There are four major areas of the plan that will likely affect America’s startup community if passed into law:

Changes to the long-term capital gains tax rate

Lawmakers have talked about increasing the long-term capital gains tax rate to 25%, up from 20%. Currently, this increase of 5% would apply only to single people earning more than $400,000 in taxable income, or married couples earning more than $450,000 in income. If you earn less, the long-term capital gains tax rate will remain the same, at 0% and 15%, depending on your income.

For startup founders and employees who find themselves in the country’s top income bracket (or plan to sell enough stock to temporarily bump them into this income bracket), the proposed changes will mean higher taxes.

Despite the hike, startup founders and employees can breathe a small sigh of relief.

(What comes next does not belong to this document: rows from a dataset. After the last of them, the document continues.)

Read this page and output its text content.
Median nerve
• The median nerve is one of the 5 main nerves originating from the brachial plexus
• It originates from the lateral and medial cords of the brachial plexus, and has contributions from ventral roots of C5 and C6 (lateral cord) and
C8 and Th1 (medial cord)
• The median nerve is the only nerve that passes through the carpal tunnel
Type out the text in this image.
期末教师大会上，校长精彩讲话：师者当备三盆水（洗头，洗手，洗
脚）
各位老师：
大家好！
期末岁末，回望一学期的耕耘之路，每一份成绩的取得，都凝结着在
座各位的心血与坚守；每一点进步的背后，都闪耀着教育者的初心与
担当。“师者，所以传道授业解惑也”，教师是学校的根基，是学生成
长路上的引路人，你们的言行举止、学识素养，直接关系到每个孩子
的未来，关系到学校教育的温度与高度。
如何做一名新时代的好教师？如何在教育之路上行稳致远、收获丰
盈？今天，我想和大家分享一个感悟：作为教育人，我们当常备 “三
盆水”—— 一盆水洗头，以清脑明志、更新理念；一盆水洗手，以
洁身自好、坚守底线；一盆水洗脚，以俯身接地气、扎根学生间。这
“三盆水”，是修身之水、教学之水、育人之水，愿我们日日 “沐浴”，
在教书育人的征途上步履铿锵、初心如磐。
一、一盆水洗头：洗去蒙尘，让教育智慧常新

Biden had originally proposed a top rate of 43.4% on long-term capital gains for the country’s top earners.

Changes to the income tax rate

Lawmakers have backed a proposal to increase the top federal income tax rate to 39.6%, up slightly from the current rate of 37%. This higher proposed income tax rate would apply to single people earning more than $400,000 in taxable income, or married couples earning more than $450,000 in income.

If passed, the higher income tax rate will bite startup employees who wait to exercise their stock options until their company goes public or gets acquired by using an accounting method called a cashless transaction. Cashless exercises are taxed as ordinary income, turning what might have been a 25% long-term capital gains tax into a (now proposed) 39.6% short-term capital gains tax. And that’s before state taxes, which could add up to tens of thousands of dollars in additional taxes.

Higher corporate taxes

Lawmakers have proposed increasing the corporate tax rate on the country’s biggest companies to 26.5%, up from the previous flat rate of 21%. Still, that’s lower than Obama-era corporate taxes of 35% on the country’s biggest companies.

For early-stage startups earning less than $400,000 per year in corporate income­, the corporate tax rate could fall to 18%. That’s another win for entrepreneurs.

Changes to the qualified small-business stock plan

Lawmakers have floated making changes to the obscure tax exemption that largely benefits early-stage startup founders, employees, and investors. It allowed them to avoid taxes on up to $10 million in profits, as long as they acquired stock in the startup early and held on to it for at least five years.

The proposed changes could cut that tax benefit in half for people earning more than $400,000 per year in income, a change that could have a chilling effect on America’s innovation economy.

The latest tax proposals on Capitol Hill will impact the startup community’s highest earners. Tax liabilities could be significant for people in special cases, but certainly not as much as we feared earlier this year. As they build a plan for their equity compensation, startup employees should carefully review upcoming changes to the tax code with their CPA.

Vieje Piauwasdy is the director of equity strategy at Secfi, an equity planning platform for startup executives and employees.